If higher-order constructs show heterotypic continuity, why not just study individual behaviors? Individual behaviors can also show changes in meaning. Moreover, there is utility in examining constructs rather than individual behaviors. Theoretical constructs have better psychometric properties, including better reliability than individual behaviors due to the principle of aggregation (Rushton et al., 1983). Moreover, constructs are theoretically and empirically derived. You can always reduce to a lower-level unit, and this reductionism can result in a loss of utility.
23.9.8 Summary
In summary, it is important to pay attention to whether constructs change in expression across development. Use different measures across time to align with changes in the manifestation of the construct. Use developmental scaling approaches to link different measures on the same scale. Use theoretical considerations to ensure the measures reflect the same construct across development. In doing so, we will be better able to study development across the lifespan.
23.10 Conclusion
Repeated measurement is a design feature that can provide stronger tests of causality compared to concurrent associations. By repeatedly assessing multiple constructs, we can examine lagged associations that control for prior levels of the outcome and that simultaneously test each direction of effect. There are many important considerations for assessing change. The inference of change is strengthened to the extent that (a) the magnitude of the difference between the scores at the two time points is large, (b) the measurement error at both time points is small, (c) the measure has the same meaning and is on a comparable scale at each time point, (d) the differences across time are not likely to be due to potential confounds of change such as practice effects, cohort effects, and time-of-measurement effects. Difference scores, though widely used, can have limitations because they can be less reliable than each of the individual measures that compose the difference score. Instead of using traditional difference scores to represent change, consider other approaches such as autoregressive cross-lagged models, latent change score models, or growth curve models.

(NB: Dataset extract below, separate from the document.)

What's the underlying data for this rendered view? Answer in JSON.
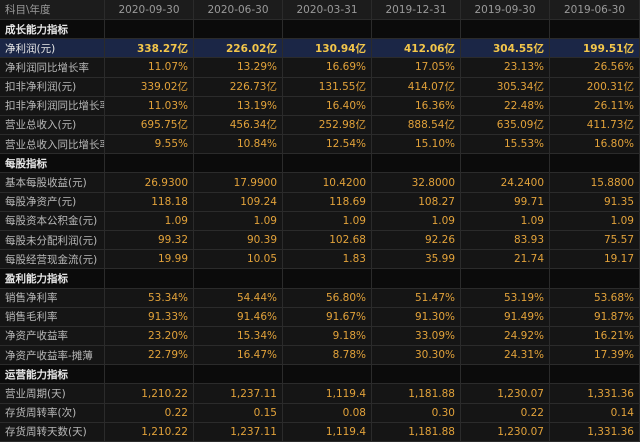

There are a variety of types of research designs based on combinations of age, period, and cohort: cross-sectional, cross-sectional sequences, time-lag, longitudinal, and longitudinal sequences, such as time-sequential, cross-sequential, and cohort-sequential designs. Which research design you select should depend on which change function you are most interested in: age, cohort, or time of measurement. However, any single research design has either age, cohort, or time of measurement confounded, so the strongest inferences come from inferences drawn from more than one research design.
When considering people’s change, it is important to consider changes in the behavioral manifestation of constructs, known as heterotypic continuity. Heterotypic continuity can be identified as changes in the factor structure (i.e., content) of a construct across time. Use different measures across time to align with changes in the manifestation of the construct. Use developmental scaling to link different measures on the same scale. Use theoretical considerations to ensure the measures reflect the same construct across development.